I'm not a mathematician, but constructivists aim to define mathematics without uncomputable numbers, see

https://en.wikipedia.org/wiki/Computable_analysis

and

https://en.wikipedia.org/wiki/Computable_number#Use_in_place...

As far as I can understand, the set of all computable numbers (including all algebraic numbers and many transcendental numbers, such as Pi), even has the same cardinality as the rationals, and thus the natural numbers.

The reason we consider uncomputable numbers "numbers" include some definitions about infinite series and analysis that would need to have stricter requirements for convergence when looking only at the computable numbers, not the real numbers.

And defining a concrete bijection between the natural numbers and the computable numbers would also solve the halting problem and is impossible, we only know that such a bijection exists: defining it would mean to have an algorithm that can prove for a specific Turing machine that it is the minimal one computing it's output, among a given set of universal Turing machines / UTM encoding.

(please take this with a grain of salt as I'm stepping outside the bounds of my knowledge here)

Any given computation either halts or it doesn't. You can encode that information in a single bit, as a specific number. Since there is a countably infinite number of possible computations, you'd need a countably infinite number of bits.

So you can never find enough storage to hold the full solution of the halting problem in the real world. But you can find enough storage in a real number. Because real numbers can have a countably infinite number of digits after the decimal point. So you can stuff your countably infinite number of bits representing the solution of the halting problem in there.

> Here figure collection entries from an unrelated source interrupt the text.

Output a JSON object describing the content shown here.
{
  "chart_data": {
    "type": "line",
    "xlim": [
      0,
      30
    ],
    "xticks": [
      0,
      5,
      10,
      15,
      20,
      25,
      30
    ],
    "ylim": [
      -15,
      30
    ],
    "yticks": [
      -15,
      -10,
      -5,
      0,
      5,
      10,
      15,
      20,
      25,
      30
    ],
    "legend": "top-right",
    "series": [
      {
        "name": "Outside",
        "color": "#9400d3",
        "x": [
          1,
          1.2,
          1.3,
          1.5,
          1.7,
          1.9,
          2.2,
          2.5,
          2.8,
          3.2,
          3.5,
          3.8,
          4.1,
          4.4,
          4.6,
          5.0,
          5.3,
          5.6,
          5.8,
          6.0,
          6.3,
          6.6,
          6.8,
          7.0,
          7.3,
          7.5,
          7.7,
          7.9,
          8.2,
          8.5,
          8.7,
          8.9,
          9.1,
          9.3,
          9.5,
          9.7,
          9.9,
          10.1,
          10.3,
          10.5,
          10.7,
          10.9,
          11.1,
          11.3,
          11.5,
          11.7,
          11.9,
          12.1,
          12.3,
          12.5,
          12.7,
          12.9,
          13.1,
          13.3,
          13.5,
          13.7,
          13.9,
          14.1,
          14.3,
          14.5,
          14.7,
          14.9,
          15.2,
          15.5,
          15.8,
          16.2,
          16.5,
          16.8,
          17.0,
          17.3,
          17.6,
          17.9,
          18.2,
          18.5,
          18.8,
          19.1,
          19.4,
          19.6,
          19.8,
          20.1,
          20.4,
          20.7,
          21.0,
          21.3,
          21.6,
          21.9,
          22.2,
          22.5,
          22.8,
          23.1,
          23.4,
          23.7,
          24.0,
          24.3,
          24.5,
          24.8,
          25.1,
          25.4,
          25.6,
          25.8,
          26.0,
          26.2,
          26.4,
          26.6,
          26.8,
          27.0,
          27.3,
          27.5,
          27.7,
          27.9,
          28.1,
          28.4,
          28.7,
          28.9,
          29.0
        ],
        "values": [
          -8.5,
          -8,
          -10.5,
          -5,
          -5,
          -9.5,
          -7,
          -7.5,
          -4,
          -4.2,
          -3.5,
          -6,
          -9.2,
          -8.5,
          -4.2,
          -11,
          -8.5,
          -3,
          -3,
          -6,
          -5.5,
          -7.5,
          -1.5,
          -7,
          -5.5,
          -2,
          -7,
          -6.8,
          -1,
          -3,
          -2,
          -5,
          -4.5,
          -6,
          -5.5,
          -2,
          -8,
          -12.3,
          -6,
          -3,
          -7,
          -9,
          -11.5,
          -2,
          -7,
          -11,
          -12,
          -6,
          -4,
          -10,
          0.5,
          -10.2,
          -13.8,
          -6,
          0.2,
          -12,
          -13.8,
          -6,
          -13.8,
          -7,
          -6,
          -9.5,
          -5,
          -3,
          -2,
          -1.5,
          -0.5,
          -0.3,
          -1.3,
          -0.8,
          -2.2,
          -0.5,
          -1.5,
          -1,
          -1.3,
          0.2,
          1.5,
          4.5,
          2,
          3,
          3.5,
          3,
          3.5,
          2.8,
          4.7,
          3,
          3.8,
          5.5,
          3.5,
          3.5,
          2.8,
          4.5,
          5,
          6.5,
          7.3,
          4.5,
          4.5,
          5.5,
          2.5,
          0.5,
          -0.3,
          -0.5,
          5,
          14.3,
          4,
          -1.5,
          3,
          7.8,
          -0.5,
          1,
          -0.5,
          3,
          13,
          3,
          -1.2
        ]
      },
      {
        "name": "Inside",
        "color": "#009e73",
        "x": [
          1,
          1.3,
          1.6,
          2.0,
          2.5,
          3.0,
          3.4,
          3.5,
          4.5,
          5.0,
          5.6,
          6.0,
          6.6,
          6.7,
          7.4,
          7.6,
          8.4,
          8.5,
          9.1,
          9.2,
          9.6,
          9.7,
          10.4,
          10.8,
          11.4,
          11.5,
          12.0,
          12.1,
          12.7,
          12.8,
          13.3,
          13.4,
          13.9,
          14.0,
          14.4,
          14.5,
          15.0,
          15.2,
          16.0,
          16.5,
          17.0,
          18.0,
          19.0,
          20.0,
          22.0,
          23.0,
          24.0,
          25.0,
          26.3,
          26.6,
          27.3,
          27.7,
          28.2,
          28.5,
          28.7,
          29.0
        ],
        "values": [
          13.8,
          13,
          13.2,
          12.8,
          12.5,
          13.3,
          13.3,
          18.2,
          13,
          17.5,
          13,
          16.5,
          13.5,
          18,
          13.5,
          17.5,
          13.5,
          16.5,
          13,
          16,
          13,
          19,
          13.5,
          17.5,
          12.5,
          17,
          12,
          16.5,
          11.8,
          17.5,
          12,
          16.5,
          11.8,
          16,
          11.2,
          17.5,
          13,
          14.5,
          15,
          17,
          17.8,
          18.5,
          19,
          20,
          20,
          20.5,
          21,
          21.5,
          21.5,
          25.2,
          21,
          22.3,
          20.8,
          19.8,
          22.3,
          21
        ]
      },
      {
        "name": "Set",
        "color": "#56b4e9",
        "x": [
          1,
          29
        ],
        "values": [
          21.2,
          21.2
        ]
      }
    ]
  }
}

Which specific real number you get depends on the details of the encoding, but it's definitely some real number. And it cannot be computed, because if it could, you could read the solution to the halting problem off its digits, but the halting problem is known to be uncomputable.

Here’s a nice concrete construction. To start, fix some enumeration ϕ of Turing machines. Let’s define a sequence of rational numbers x_k as $\sum_{i=0}^k 2^{-(i+1)} * halts(ϕ(i),k)$, where $halts(M,k)$ returns 1 if the machine M halts before taking k steps when fed the empty tape, and 0 otherwise. This is perfectly computable, as we only ever need to run a finite number of machines a finite number of steps for each k.

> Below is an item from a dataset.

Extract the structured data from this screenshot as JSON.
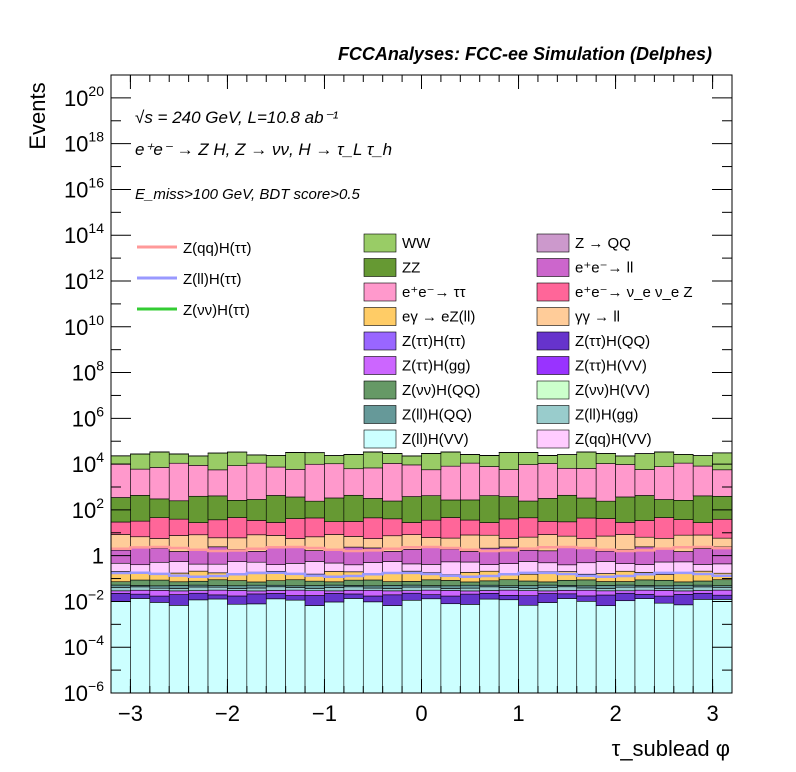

This sequence of rationals is monotonic and is upper-bounded by 1, but does not have a computable least upper bound. If such an upper bound existed, then it would encode solutions to the halting problem for every program. However, the reals have least upper bounds of all upper bounded subsets under mild classical assumptions, so we’ve made ourselves an uncomputable real out of computable data.

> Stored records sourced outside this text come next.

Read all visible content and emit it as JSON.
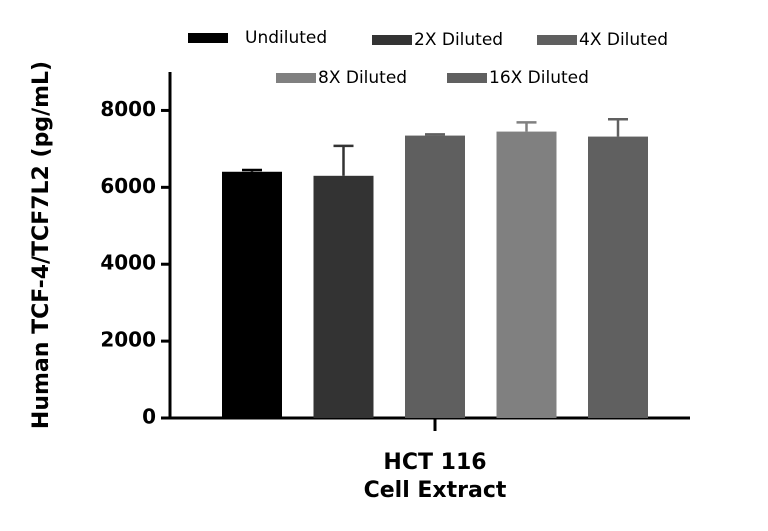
{
  "chart_data": {
    "type": "bar",
    "y_label": "Human TCF-4/TCF7L2 (pg/mL)",
    "categories": [
      [
        "HCT 116",
        "Cell Extract"
      ]
    ],
    "series": [
      {
        "name": "Undiluted",
        "color": "#000000",
        "values": [
          6405
        ],
        "errors": [
          45
        ]
      },
      {
        "name": "2X Diluted",
        "color": "#333333",
        "values": [
          6300
        ],
        "errors": [
          780
        ]
      },
      {
        "name": "4X Diluted",
        "color": "#5f5f5f",
        "values": [
          7346
        ],
        "errors": [
          30
        ]
      },
      {
        "name": "8X Diluted",
        "color": "#808080",
        "values": [
          7450
        ],
        "errors": [
          240
        ]
      },
      {
        "name": "16X Diluted",
        "color": "#606060",
        "values": [
          7320
        ],
        "errors": [
          450
        ]
      }
    ],
    "ylim": [
      0,
      9000
    ],
    "yticks": [
      0,
      2000,
      4000,
      6000,
      8000
    ]
  }
}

Sequences of this form are called Specker sequences, and are how you cook up most uncomputable numbers. There are models of constructive logic that do not admit any Specker sequences and admit only computable reals, but that is beyond the scope of a single comment :)

Enumerate all well formed programs in order. For programs that halt assign the digit 0, and for the ones that don't, the digit 1. Put the digits after a decimal point and interpret in binary.

I assume this refers to Chaitin's constant: https://en.wikipedia.org/wiki/Chaitin%27s_constant

Busy beavers are a classic example. They're mostly-hypothetical numbers that tell you "if any Turing machine of size s runs for longer than this, it doesn't halt." There's a link to that in the sentence you quoted.